O prefeito de Marabá, Tião Miranda, lembrou, “neste momento em que os políticos estão desacreditados no país, que não se constrói uma sociedade justa sem a união de homens de bem, e que a política ainda é a melhor forma de se resolverem os problemas: este evento, este setor, é um exemplo dos resultados gerados quando pessoas de bem se unem para promover o bem da coletividade”.

O presidente da Assembleia Legislativa, deputado Márcio Miranda, destacou a longa luta, desde a década de 70, até a pecuária paraense conquistar o alto padrão atua.

SOCIEDADE PROTAGONISTA

O governador Simão Jatene centrou sua fala na importância da sociedade na construção dela mesma, nos direitos e responsabilidades que todos têm no desenvolvimento coletivo.

Sobre a natureza, por exemplo, nessa responsabilidade coletiva, Jatene afirmou que a maior agressão é a pobreza. “Todos temos o direito de usar e o dever de cuidar da natureza.

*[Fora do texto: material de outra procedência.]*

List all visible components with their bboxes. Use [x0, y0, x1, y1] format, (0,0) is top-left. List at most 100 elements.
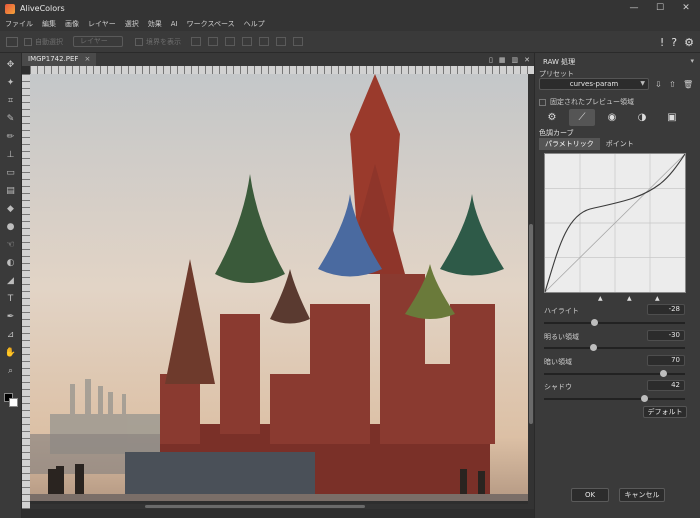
menu-select[interactable]: 選択	[125, 19, 139, 29]
app-window: AliveColors — ☐ ✕ ファイル 編集 画像 レイヤー 選択 効果 …	[0, 0, 700, 518]
minimize-button[interactable]: —	[622, 0, 646, 17]
align-right-icon[interactable]	[225, 37, 235, 46]
text-tool-icon[interactable]: T	[4, 293, 17, 306]
split-view-icon[interactable]: ▥	[512, 56, 519, 64]
photo-canvas[interactable]	[30, 74, 528, 501]
document-area: IMGP1742.PEF × ▯ ▦ ▥ ✕	[22, 53, 534, 518]
close-tab-icon[interactable]: ×	[84, 53, 90, 66]
shape-icon[interactable]: ◢	[4, 275, 17, 288]
blur-icon[interactable]: ●	[4, 221, 17, 234]
document-tab[interactable]: IMGP1742.PEF ×	[22, 53, 97, 66]
tile-view-icon[interactable]: ▦	[499, 56, 506, 64]
curve-graph[interactable]	[544, 153, 686, 293]
slider-knob-shadows[interactable]	[640, 395, 648, 402]
slider-knob-darks[interactable]	[660, 370, 668, 377]
preset-dropdown[interactable]: curves-param ▼	[539, 78, 649, 90]
eyedropper-icon[interactable]: ✎	[4, 113, 17, 126]
tab-settings[interactable]: ⚙	[539, 109, 565, 126]
split-marker-2-icon[interactable]: ▲	[627, 295, 632, 302]
alert-icon[interactable]: !	[660, 36, 664, 49]
fill-icon[interactable]: ◆	[4, 203, 17, 216]
close-doc-icon[interactable]: ✕	[524, 56, 530, 64]
app-logo-icon	[5, 3, 15, 14]
pin-preview-checkbox[interactable]	[539, 98, 546, 106]
maximize-button[interactable]: ☐	[648, 0, 672, 17]
menu-workspace[interactable]: ワークスペース	[187, 19, 235, 29]
distribute-icon[interactable]	[293, 37, 303, 46]
crop-icon[interactable]: ⌗	[4, 95, 17, 108]
align-center-icon[interactable]	[208, 37, 218, 46]
default-button[interactable]: デフォルト	[643, 406, 687, 418]
ok-button[interactable]: OK	[571, 488, 609, 502]
raw-processing-panel: RAW 処理 ▾ プリセット curves-param ▼ ⇩ ⇧ 🗑 固定され…	[534, 53, 700, 518]
align-middle-icon[interactable]	[259, 37, 269, 46]
hand-icon[interactable]: ✋	[4, 347, 17, 360]
subtab-parametric[interactable]: パラメトリック	[539, 138, 600, 150]
eraser-icon[interactable]: ▭	[4, 167, 17, 180]
slider-value-darks[interactable]: 70	[647, 355, 685, 366]
slider-value-shadows[interactable]: 42	[647, 380, 685, 391]
align-top-icon[interactable]	[242, 37, 252, 46]
gradient-icon[interactable]: ▤	[4, 185, 17, 198]
brush-icon[interactable]: ✏	[4, 131, 17, 144]
tab-curves[interactable]: ⟋	[569, 109, 595, 126]
preset-value: curves-param	[569, 80, 619, 88]
zoom-icon[interactable]: ⌕	[4, 365, 17, 378]
import-preset-icon[interactable]: ⇩	[655, 80, 662, 89]
pin-preview-label: 固定されたプレビュー領域	[550, 98, 634, 106]
background-color-swatch[interactable]	[9, 398, 18, 407]
slider-value-lights[interactable]: -30	[647, 330, 685, 341]
tab-preview[interactable]: ◉	[599, 109, 625, 126]
vertical-ruler	[22, 74, 30, 509]
menu-file[interactable]: ファイル	[5, 19, 33, 29]
close-window-button[interactable]: ✕	[674, 0, 698, 17]
pin-preview-option[interactable]: 固定されたプレビュー領域	[539, 97, 634, 107]
subtab-point[interactable]: ポイント	[600, 138, 640, 150]
menu-image[interactable]: 画像	[65, 19, 79, 29]
export-preset-icon[interactable]: ⇧	[669, 80, 676, 89]
align-bottom-icon[interactable]	[276, 37, 286, 46]
layer-select-dropdown[interactable]: レイヤー	[73, 36, 123, 47]
cathedral-photo	[30, 74, 528, 501]
horizontal-scrollbar[interactable]	[30, 504, 528, 509]
cancel-button[interactable]: キャンセル	[619, 488, 665, 502]
move-tool-icon[interactable]: ✥	[4, 59, 17, 72]
menu-bar: ファイル 編集 画像 レイヤー 選択 効果 AI ワークスペース ヘルプ	[0, 17, 700, 31]
menu-edit[interactable]: 編集	[42, 19, 56, 29]
menu-ai[interactable]: AI	[171, 20, 178, 28]
smudge-icon[interactable]: ☜	[4, 239, 17, 252]
horizontal-scroll-thumb[interactable]	[145, 505, 365, 508]
show-handles-checkbox[interactable]	[135, 37, 143, 46]
slider-label-darks: 暗い領域	[544, 358, 572, 366]
magic-wand-icon[interactable]: ✦	[4, 77, 17, 90]
tools-panel: ✥ ✦ ⌗ ✎ ✏ ⊥ ▭ ▤ ◆ ● ☜ ◐ ◢ T ✒ ⊿ ✋ ⌕	[0, 53, 22, 518]
split-marker-3-icon[interactable]: ▲	[655, 295, 660, 302]
pen-icon[interactable]: ✒	[4, 311, 17, 324]
app-title: AliveColors	[20, 4, 65, 13]
measure-icon[interactable]: ⊿	[4, 329, 17, 342]
slider-knob-highlights[interactable]	[591, 319, 599, 326]
auto-select-checkbox[interactable]	[24, 37, 32, 46]
delete-preset-icon[interactable]: 🗑	[683, 80, 693, 89]
document-controls: ▯ ▦ ▥ ✕	[483, 53, 530, 66]
panel-collapse-icon[interactable]: ▾	[690, 57, 694, 65]
align-left-icon[interactable]	[191, 37, 201, 46]
split-marker-1-icon[interactable]: ▲	[598, 295, 603, 302]
tab-toggle[interactable]: ◑	[629, 109, 655, 126]
settings-icon[interactable]: ⚙	[684, 36, 694, 49]
menu-layer[interactable]: レイヤー	[88, 19, 116, 29]
help-icon[interactable]: ?	[671, 36, 677, 49]
new-doc-icon[interactable]: ▯	[489, 56, 493, 64]
slider-track-lights[interactable]	[544, 347, 685, 349]
auto-select-label: 自動選択	[35, 37, 63, 46]
slider-value-highlights[interactable]: -28	[647, 304, 685, 315]
stamp-icon[interactable]: ⊥	[4, 149, 17, 162]
vertical-scroll-thumb[interactable]	[529, 224, 533, 424]
dodge-icon[interactable]: ◐	[4, 257, 17, 270]
menu-help[interactable]: ヘルプ	[244, 19, 265, 29]
menu-effects[interactable]: 効果	[148, 19, 162, 29]
slider-track-shadows[interactable]	[544, 398, 685, 400]
slider-knob-lights[interactable]	[589, 344, 597, 351]
slider-track-highlights[interactable]	[544, 322, 685, 324]
tab-camera[interactable]: ▣	[659, 109, 685, 126]
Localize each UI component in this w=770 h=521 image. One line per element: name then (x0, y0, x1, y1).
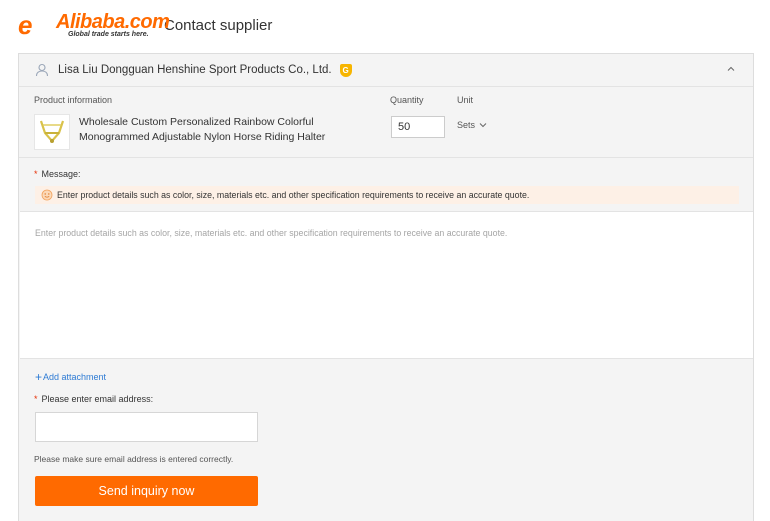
user-icon (35, 63, 49, 77)
unit-value: Sets (457, 120, 476, 130)
add-attachment-link[interactable]: + Add attachment (35, 370, 106, 384)
product-info-label: Product information (34, 95, 113, 105)
email-hint: Please make sure email address is entere… (34, 454, 234, 464)
unit-label: Unit (457, 95, 474, 105)
inquiry-form-card: Lisa Liu Dongguan Henshine Sport Product… (18, 53, 754, 521)
message-tip-text: Enter product details such as color, siz… (57, 190, 530, 200)
add-attachment-label: Add attachment (43, 372, 107, 382)
supplier-header[interactable]: Lisa Liu Dongguan Henshine Sport Product… (19, 54, 753, 87)
page-title: Contact supplier (164, 16, 273, 34)
logo-name: Alibaba.com (56, 11, 170, 33)
quantity-label: Quantity (390, 95, 424, 105)
product-information-section: Product information Quantity Unit Wholes… (19, 87, 753, 158)
plus-icon: + (35, 370, 43, 384)
product-thumbnail[interactable] (34, 114, 70, 150)
product-name[interactable]: Wholesale Custom Personalized Rainbow Co… (79, 115, 349, 145)
smile-icon (41, 189, 53, 201)
required-mark: * (34, 169, 38, 179)
page-header: e Alibaba.com Global trade starts here. … (18, 12, 272, 38)
logo-mark: e (18, 10, 33, 40)
message-label-text: Message: (41, 169, 81, 179)
chevron-down-icon (479, 123, 487, 128)
message-label: * Message: (34, 169, 81, 179)
send-inquiry-button[interactable]: Send inquiry now (35, 476, 258, 506)
unit-select[interactable]: Sets (457, 120, 487, 130)
chevron-up-icon[interactable] (726, 64, 736, 74)
message-textarea[interactable]: Enter product details such as color, siz… (20, 211, 753, 359)
quantity-input[interactable] (391, 116, 445, 138)
supplier-name: Lisa Liu Dongguan Henshine Sport Product… (58, 64, 332, 76)
message-placeholder: Enter product details such as color, siz… (35, 228, 508, 238)
halter-image (39, 120, 65, 143)
email-input[interactable] (35, 412, 258, 442)
email-label: * Please enter email address: (34, 394, 153, 404)
message-tip: Enter product details such as color, siz… (35, 186, 739, 204)
email-label-text: Please enter email address: (41, 394, 154, 404)
alibaba-logo[interactable]: e Alibaba.com Global trade starts here. (18, 10, 170, 40)
required-mark: * (34, 394, 38, 404)
logo-tagline: Global trade starts here. (68, 31, 149, 38)
gold-supplier-badge-icon: G (339, 63, 352, 77)
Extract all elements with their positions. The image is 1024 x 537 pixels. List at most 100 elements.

Antes de reclamar, e acusar, como fazem tantos que não nos conhecem, é preciso reconhecer que só teremos um mundo melhor se formos homens e mulheres melhores para o mundo”.

Jatene disse que, em outros países, se costuma ver o Brasil a partir das metrópoles, “mas algumas coisas determinantes se constroem é no interior, a partir do interior: hoje, aqui, se constrói união em torno de um projeto.” E finalizou: “É por isso saio daqui maior do que aqui cheguei, porque vi uma grande lição na prática: é com emprego, renda, salário e perspectivas que se constrói uma sociedade melhor, e em consonância e cooperação com esta própria sociedade ”.

LANÇAMENTO DO GUIA MARÁBÁ

A Codec lançou ontem o folheto “Marabá – Guia do Investidor”, com uma radiografia da variada economia municipal, com dicas e oportunidades se negócios nos setores da indústria, logística e comércio e serviços.

Ao final, foi assinado um termo em que a Codec cede ao Sindicato dos Produtores Rurais de Marabá, por vinte anos, em comodato, uma área de 56 hectares no Distrito Industrial do Município.

Estavam também presentes o presidente da Codec, Fábio Lúcio Costa; prefeitos de municípios vizinhos e vários secretários municipais de Marabá.

A Intercorte acontece até esta quarta-feira, com palestras, seminários e workshops com especialistas em agronegócio, do Pará e outros Estados. Paralelamente, acontece uma feira de negócios do setor, em que grandes empresas apresentam inovações ao mercado em implementos agrícolas, medicina veterinária, transportes e outros.